Speaker:  Dr. Daniel Low, Ph.D. – Professor and Vice Chair of Medical Physics at UCLA. 

Topic:  “Physics Insights Applied to Breathing Motion Management for Radiation Therapy” 

Time:  2:00 PM, Friday, March 20, 2015 (refreshments served at 1:45 PM) 

Place:  P 148 (refreshments will be served at 1:45 in P-145A)

 

Abstract:

Breathing motion causes challenges for radiation therapy treatments of lung cancer and upper abdominal cancers.  The treatment planning process involves a characterization of the breathing motion so that an appropriate motion mitigation strategy can be planned. Mitigation strategies include designing radiation beams that encompass the tumor with its motion and gating the linear accelerator so that the tumor is effectively static or nearly static.  CT manufacturers understood that radiation oncology needed a feature to capture the tumor’s breathing-induced motion and they had developed extensive methods for measuring and characterizing cardiac motion.  Because it was relatively straightforward to slightly modify the software from cardiac to pulmonary gating, they did so, replacing EKG or EEG signals with surrogates that monitored the breathing cycle.  Unfortunately, unlike most cardiac cycles, breathing is irregular, so the same algorithms worked poorer for pulmonary gating, especially with irregularly breathing patients.    About 12 years ago, our group decided to develop a better method for measuring and characterizing breathing motion.  As physicists, we started with basic physics principles rather than a simple observational approach.
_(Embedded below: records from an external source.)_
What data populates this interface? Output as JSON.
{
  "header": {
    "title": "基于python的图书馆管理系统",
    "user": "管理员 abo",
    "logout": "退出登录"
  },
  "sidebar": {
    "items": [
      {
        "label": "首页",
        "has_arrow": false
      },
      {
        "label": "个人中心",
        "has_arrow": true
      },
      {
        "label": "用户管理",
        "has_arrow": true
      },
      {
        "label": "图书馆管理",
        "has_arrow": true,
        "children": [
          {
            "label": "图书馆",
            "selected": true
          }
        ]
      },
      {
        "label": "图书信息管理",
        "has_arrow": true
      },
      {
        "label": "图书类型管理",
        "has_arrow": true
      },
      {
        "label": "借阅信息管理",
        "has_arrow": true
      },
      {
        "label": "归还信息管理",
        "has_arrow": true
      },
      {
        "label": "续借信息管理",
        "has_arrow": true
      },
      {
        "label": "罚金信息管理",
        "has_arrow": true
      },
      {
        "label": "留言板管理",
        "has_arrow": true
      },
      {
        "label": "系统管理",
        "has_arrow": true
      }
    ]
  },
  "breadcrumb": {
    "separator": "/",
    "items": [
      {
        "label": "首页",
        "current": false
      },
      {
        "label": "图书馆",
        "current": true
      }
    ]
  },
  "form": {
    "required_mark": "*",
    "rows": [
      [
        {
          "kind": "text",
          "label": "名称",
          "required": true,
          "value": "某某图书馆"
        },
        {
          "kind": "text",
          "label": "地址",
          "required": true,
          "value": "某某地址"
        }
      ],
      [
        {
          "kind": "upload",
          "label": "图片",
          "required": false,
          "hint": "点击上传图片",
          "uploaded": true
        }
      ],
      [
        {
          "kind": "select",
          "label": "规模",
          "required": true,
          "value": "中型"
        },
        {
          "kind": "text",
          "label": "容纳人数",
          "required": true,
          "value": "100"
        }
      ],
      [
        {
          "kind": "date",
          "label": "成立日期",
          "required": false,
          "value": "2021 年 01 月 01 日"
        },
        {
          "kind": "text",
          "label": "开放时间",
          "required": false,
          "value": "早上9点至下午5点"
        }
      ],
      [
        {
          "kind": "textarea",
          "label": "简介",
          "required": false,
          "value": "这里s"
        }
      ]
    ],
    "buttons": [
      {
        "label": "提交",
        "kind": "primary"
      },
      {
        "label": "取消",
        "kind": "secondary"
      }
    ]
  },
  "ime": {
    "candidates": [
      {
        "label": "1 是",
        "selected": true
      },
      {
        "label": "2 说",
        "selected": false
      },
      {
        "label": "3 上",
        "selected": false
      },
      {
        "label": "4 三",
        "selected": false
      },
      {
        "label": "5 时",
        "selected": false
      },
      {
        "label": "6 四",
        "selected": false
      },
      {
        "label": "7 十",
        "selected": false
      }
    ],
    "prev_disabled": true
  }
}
This enabled us to describe breathing motion using a relatively simple equation, which through first order approximations, allows us to characterize the complex breathing motion that most lung tissues exhibit.  We also used mass conservation to predict observables (which we observed), used fundamental biomechanics to regenerate our model (putting it on a more substantial footing), and developed an effective CT technique to acquire the CT data necessary to feed the model. We also developed a technique to measure the model and process accuracy for each patient, something that no other technique provided.  We are in the process of clinically implementing the technique.  This talk will discuss the technique and the impact that having an understanding of physics had on its development.